Understanding image tracking

Imagine the following conversation:

Person A: I can't find my print of The Starry Night. Do you know where it is?

Person B: What does it look like?

For a computer, or for someone who is naive about Western art, Person B's question is quite reasonable. Before we can use our sense of sight (or other senses) to track something, we need to have sensed that thing before. (Failing that, we at least need a good description of what we will sense.) For computer vision, we must provide a reference image that will be compared with the live camera image or scene. If the target has complex geometry or moving parts, we might need to provide many reference images to account for different perspectives and poses. However, for our examples using famous paintings, we will assume that the target is rectangular and rigid.
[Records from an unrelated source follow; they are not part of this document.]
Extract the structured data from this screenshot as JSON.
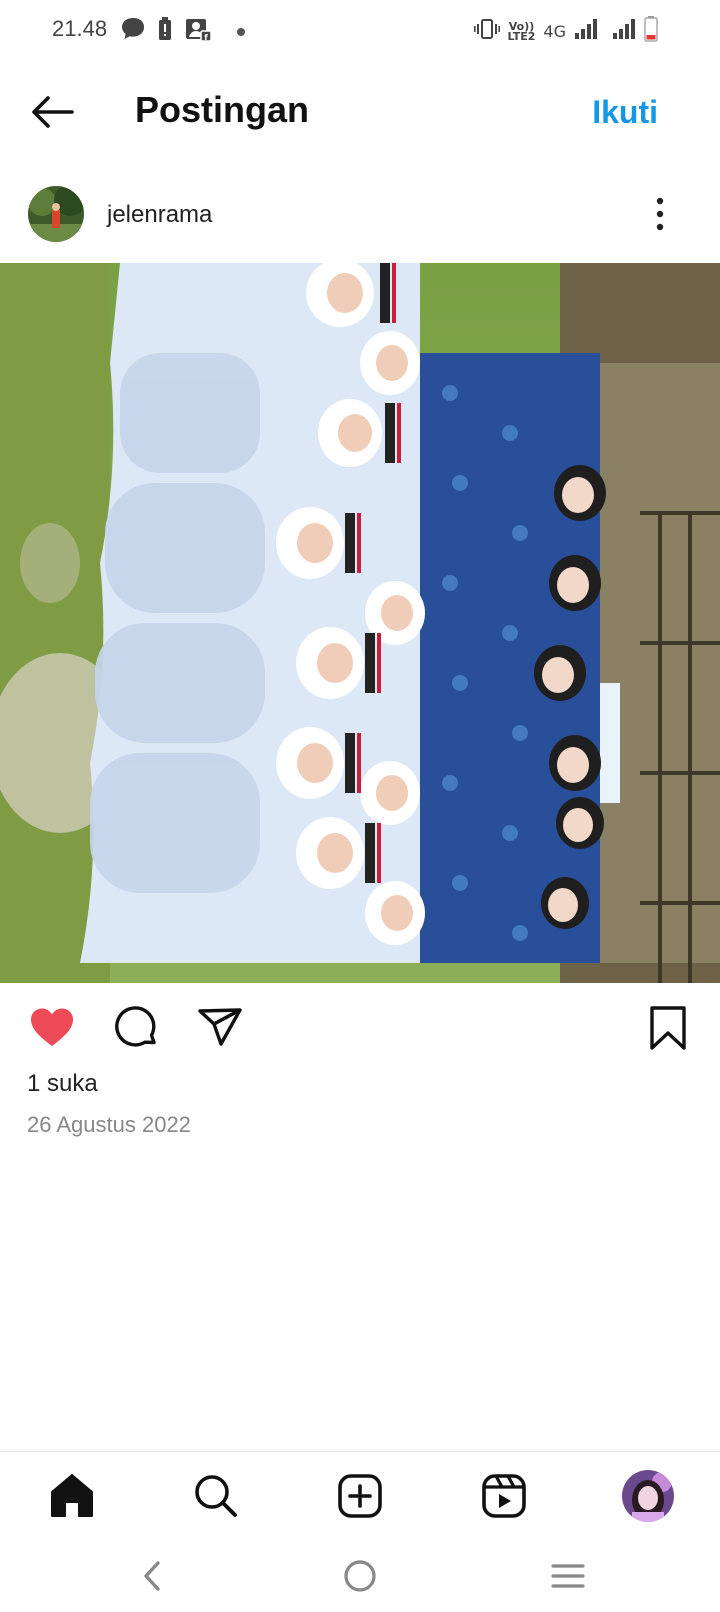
{
  "status_bar": {
    "time": "21.48",
    "volte_top": "Vo))",
    "volte_bottom": "LTE2",
    "network": "4G",
    "icons": [
      "message-icon",
      "battery-alert-icon",
      "account-notification-icon",
      "dot-icon",
      "vibrate-icon",
      "signal-icon",
      "battery-low-icon"
    ]
  },
  "header": {
    "title": "Postingan",
    "follow_label": "Ikuti",
    "back_icon": "arrow-left-icon"
  },
  "post": {
    "username": "jelenrama",
    "more_icon": "more-vertical-icon",
    "image_alt": "group photo",
    "likes_text": "1 suka",
    "date_text": "26 Agustus 2022",
    "liked": true
  },
  "actions": {
    "icons": [
      "heart-icon",
      "comment-icon",
      "share-icon",
      "bookmark-icon"
    ]
  },
  "bottom_nav": {
    "icons": [
      "home-icon",
      "search-icon",
      "add-post-icon",
      "reels-icon",
      "profile-avatar"
    ]
  },
  "system_nav": {
    "icons": [
      "back-chevron-icon",
      "home-circle-icon",
      "recents-menu-icon"
    ]
  },
  "colors": {
    "accent": "#1597e5",
    "like_red": "#ed4956",
    "muted_text": "#888888"
  }
}
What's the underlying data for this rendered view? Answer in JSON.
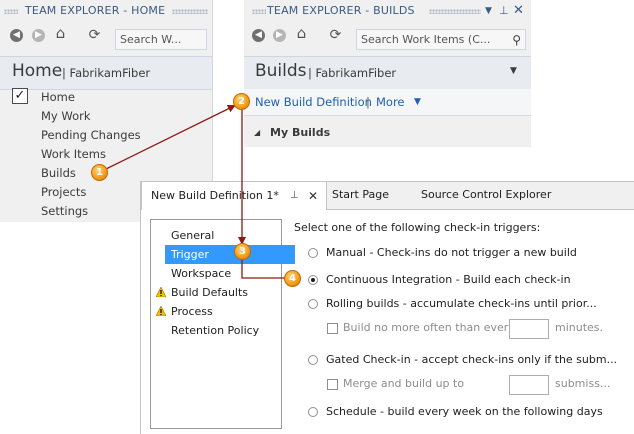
{
  "panel1": {
    "title": "TEAM EXPLORER - HOME",
    "search_placeholder": "Search W...",
    "header_title": "Home",
    "header_subtitle": "| FabrikamFiber",
    "nav": [
      "Home",
      "My Work",
      "Pending Changes",
      "Work Items",
      "Builds",
      "Projects",
      "Settings"
    ]
  },
  "panel2": {
    "title": "TEAM EXPLORER - BUILDS",
    "search_placeholder": "Search Work Items (C...",
    "header_title": "Builds",
    "header_subtitle": "| FabrikamFiber",
    "new_build_link": "New Build Definition",
    "separator": "|",
    "more_link": "More",
    "section_title": "My Builds"
  },
  "editor": {
    "tabs": {
      "active": "New Build Definition 1*",
      "start_page": "Start Page",
      "source_control": "Source Control Explorer"
    },
    "sections": [
      "General",
      "Trigger",
      "Workspace",
      "Build Defaults",
      "Process",
      "Retention Policy"
    ],
    "selected_section": "Trigger",
    "instruction": "Select one of the following check-in triggers:",
    "triggers": {
      "manual": "Manual - Check-ins do not trigger a new build",
      "ci": "Continuous Integration - Build each check-in",
      "rolling": "Rolling builds - accumulate check-ins until prior...",
      "rolling_limit": "Build no more often than every",
      "rolling_unit": "minutes.",
      "gated": "Gated Check-in - accept check-ins only if the subm...",
      "gated_merge": "Merge and build up to",
      "gated_unit": "submiss...",
      "schedule": "Schedule - build every week on the following days"
    },
    "selected_trigger": "ci"
  },
  "callouts": [
    "1",
    "2",
    "3",
    "4"
  ],
  "colors": {
    "accent": "#3399ff",
    "title_text": "#3b5a82",
    "callout": "#f4a020",
    "arrow": "#8b1a10",
    "link": "#1e5fb4",
    "warning": "#f2c200"
  }
}
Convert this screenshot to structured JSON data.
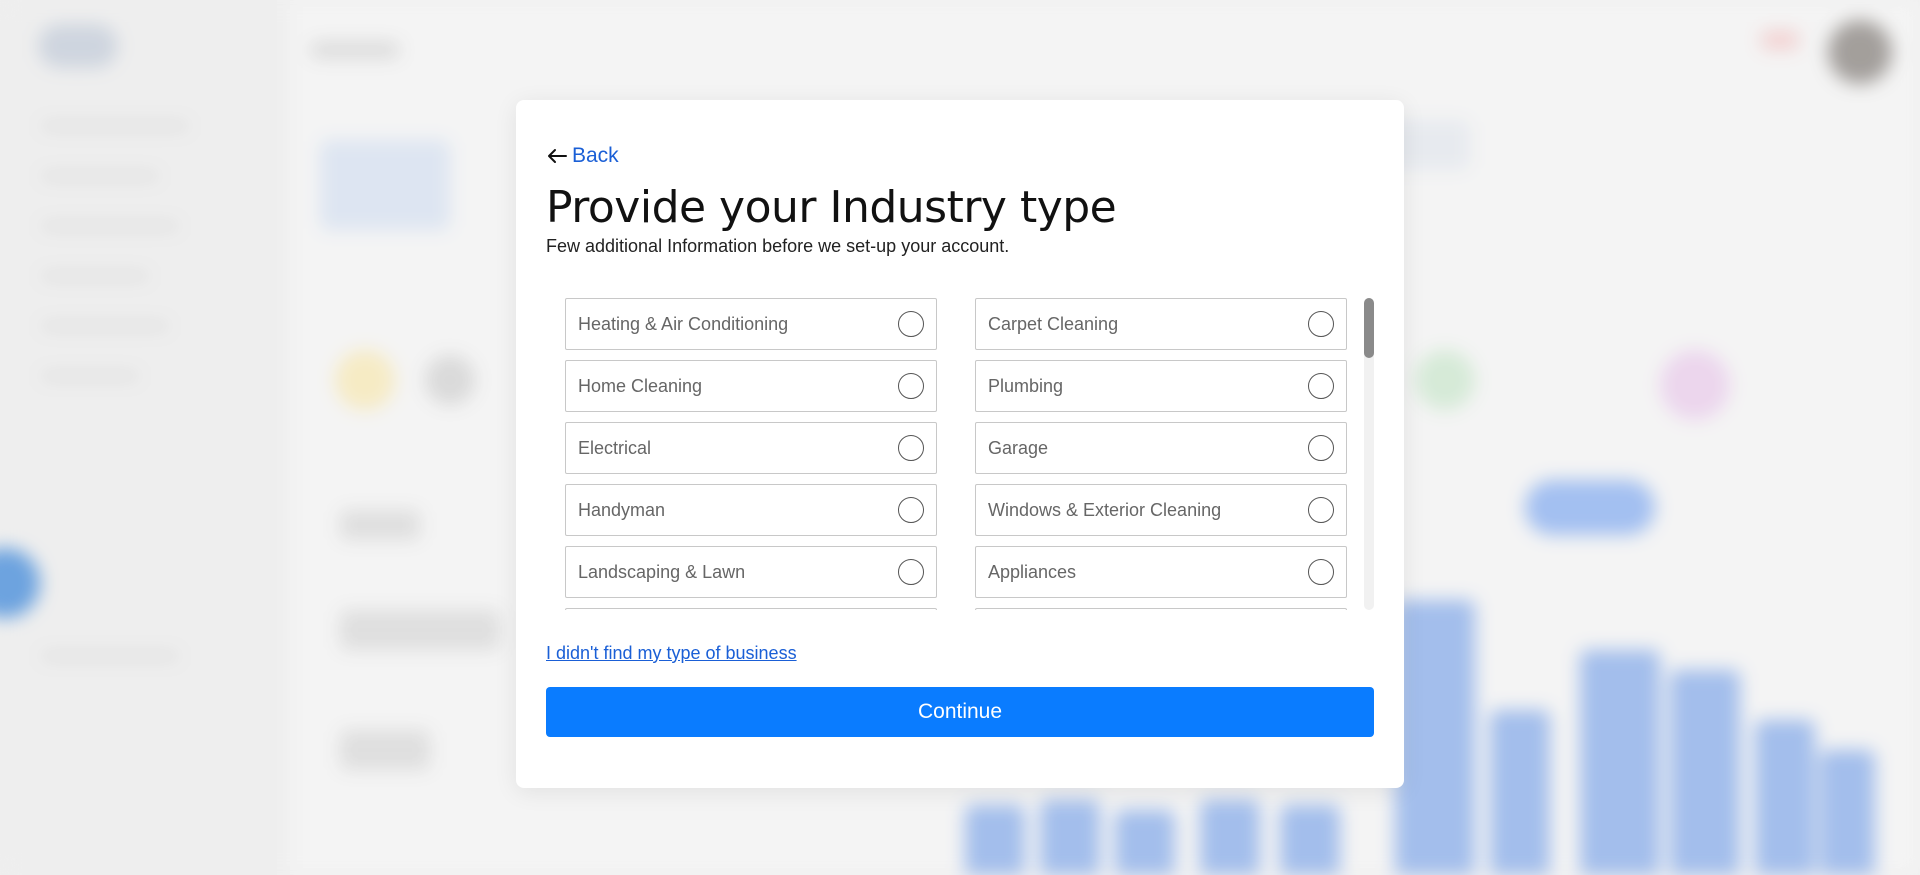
{
  "modal": {
    "back_label": "Back",
    "title": "Provide your Industry type",
    "subtitle": "Few additional Information before we set-up your account.",
    "options": [
      {
        "label": "Heating & Air Conditioning"
      },
      {
        "label": "Carpet Cleaning"
      },
      {
        "label": "Home Cleaning"
      },
      {
        "label": "Plumbing"
      },
      {
        "label": "Electrical"
      },
      {
        "label": "Garage"
      },
      {
        "label": "Handyman"
      },
      {
        "label": "Windows & Exterior Cleaning"
      },
      {
        "label": "Landscaping & Lawn"
      },
      {
        "label": "Appliances"
      }
    ],
    "not_found_link": "I didn't find my type of business",
    "continue_label": "Continue"
  },
  "colors": {
    "link": "#1a5fd6",
    "primary_button": "#0a7cff",
    "option_border": "#c8c8c8"
  },
  "icons": {
    "back": "arrow-left-icon",
    "option_selector": "radio-unchecked-icon"
  }
}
For this chapter's purposes, let's say that the goal of tracking is to determine how our rectangular target is posed in 3D. With this information, we can draw an outline around our target. In the final 2D image, the outline will be a quadrilateral (not necessarily a rectangle), since the target could be skewed away from the camera.

There are four major steps in this type of tracking:

  1. Find features in the reference image and scene. A feature is a point that is likely to maintain a similar appearance when viewed from different distances or angles. For example, corners often have this characteristic.
  2. Find descriptors for each set of features. A descriptor is a vector of data about a feature. Some features are not suitable for generating a descriptor, so an image has fewer descriptors than features.
  3. Find matches between the two sets of descriptors. If we imagine the descriptors as points in a multidimensional space, a match is defined in terms of some measure of distance between points. Descriptors that are close enough to each other are considered a match.
  4. Find the homography between a reference image and a matching image in the scene. A homography is a 3D transformation that would be necessary to line up the two projected 2D images (or come as close as possible to lining them up). It is calculated based on the two images' matching feature points. By applying the homography to a rectangle, we can get an outline of the tracked object.

There are many different techniques for performing each of the first three steps. OpenCV provides relevant classes called FeatureDetector, DescriptorExtractor, and DescriptorMatcher, each supporting several techniques. We will use a combination of techniques that OpenCV calls FeatureDetector.STAR, DescriptorExtractor.FREAK, and DescriptorMatcher.BRUTEFORCE_HAMMING. This combination is relatively fast and robust. Unlike some alternatives, it is scale-invariant and rotation-invariant, meaning that the target can be tracked from various distances and perspectives. Also, unlike some other alternatives, it is not patented so it is free for use even in commercial applications.